Last night, a Government source said Mr McLouglin had instructed officials to block the moves because they were a ‘violation’ of British motorists’ freedom.
The source said: ‘This has Big Brother written all over it and is exactly the sort of thing that gets people’s backs up about Brussels. We are about getting a better deal for Britain, not letting EU bureaucrats encroach further into people’s lives.
‘The Commission wanted his views ahead of plans to publish the proposals this autumn. He made it very clear what those views were.’
No car in the UK would be allowed to travel faster than 70mph – the speed limit on motorways
A spokesman for the AA said at lower speeds the new technology could actually create dangers.
He said: ‘If you were overtaking a tractor and suddenly needed to accelerate to avoid a head-on collision, you would not be able to.’ But he said he would support a system of audible speed alerts.

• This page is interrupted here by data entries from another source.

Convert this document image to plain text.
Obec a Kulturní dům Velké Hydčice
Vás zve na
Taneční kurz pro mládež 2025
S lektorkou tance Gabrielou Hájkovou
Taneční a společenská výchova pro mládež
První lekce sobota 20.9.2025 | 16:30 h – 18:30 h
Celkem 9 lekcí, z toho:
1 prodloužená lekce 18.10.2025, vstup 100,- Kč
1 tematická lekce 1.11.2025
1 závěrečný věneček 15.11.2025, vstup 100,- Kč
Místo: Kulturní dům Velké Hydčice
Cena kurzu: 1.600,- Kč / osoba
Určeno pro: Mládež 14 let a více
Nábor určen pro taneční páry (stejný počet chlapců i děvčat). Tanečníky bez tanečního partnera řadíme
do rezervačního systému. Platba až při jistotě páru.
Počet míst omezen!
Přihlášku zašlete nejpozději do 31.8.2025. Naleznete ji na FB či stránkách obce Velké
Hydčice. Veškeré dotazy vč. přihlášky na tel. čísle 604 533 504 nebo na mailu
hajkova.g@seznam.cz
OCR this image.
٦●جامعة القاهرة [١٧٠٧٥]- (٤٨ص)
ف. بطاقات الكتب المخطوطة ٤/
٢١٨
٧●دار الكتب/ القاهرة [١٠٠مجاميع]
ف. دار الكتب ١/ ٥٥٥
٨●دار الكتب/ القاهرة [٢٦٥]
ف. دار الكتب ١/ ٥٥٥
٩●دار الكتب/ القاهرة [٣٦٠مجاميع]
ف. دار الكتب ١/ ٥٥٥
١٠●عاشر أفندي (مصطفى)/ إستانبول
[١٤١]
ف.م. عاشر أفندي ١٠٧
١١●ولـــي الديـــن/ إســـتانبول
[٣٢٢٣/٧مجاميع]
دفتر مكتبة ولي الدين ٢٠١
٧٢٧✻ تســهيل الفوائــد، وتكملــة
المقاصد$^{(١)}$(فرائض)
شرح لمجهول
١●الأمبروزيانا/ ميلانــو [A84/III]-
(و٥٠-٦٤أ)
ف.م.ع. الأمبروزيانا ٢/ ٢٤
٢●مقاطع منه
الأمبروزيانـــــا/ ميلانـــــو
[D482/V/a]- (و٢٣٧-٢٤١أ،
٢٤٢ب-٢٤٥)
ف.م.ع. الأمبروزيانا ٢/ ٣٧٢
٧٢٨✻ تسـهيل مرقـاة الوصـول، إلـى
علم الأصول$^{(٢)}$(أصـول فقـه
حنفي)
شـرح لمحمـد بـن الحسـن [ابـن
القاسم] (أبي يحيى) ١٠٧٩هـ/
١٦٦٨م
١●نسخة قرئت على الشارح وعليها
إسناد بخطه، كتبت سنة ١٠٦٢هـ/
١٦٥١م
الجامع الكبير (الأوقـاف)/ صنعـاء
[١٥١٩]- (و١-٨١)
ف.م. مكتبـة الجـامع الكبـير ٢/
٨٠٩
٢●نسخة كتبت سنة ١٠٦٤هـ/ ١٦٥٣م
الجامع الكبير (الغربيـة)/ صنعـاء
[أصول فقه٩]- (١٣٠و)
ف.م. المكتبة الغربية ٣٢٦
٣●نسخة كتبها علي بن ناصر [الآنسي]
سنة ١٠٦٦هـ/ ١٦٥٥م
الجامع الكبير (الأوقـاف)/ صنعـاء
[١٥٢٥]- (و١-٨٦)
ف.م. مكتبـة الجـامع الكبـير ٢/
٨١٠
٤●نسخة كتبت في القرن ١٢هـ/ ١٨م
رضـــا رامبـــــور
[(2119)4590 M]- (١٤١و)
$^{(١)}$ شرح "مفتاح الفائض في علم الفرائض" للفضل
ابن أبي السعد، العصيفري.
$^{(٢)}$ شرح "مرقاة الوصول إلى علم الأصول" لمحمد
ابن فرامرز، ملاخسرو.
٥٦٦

A spokesman for the EC said: ‘It is part of the Commission’s job – because it has been mandated to do so by member states, including the UK – to look at, promote research into and consult stakeholders about new road-safety technology which might ultimately save lives. This is done in close co-operation with member states and the UK has generally supported such efforts.’
The spokesman added: ‘There is a currently consultation focusing on speed-limiting technology already fitted to HGVs and buses.
‘Taking account of the results, the Commission will publish in the autumn a document by its technical experts which will no doubt refer to ISA among many other things.’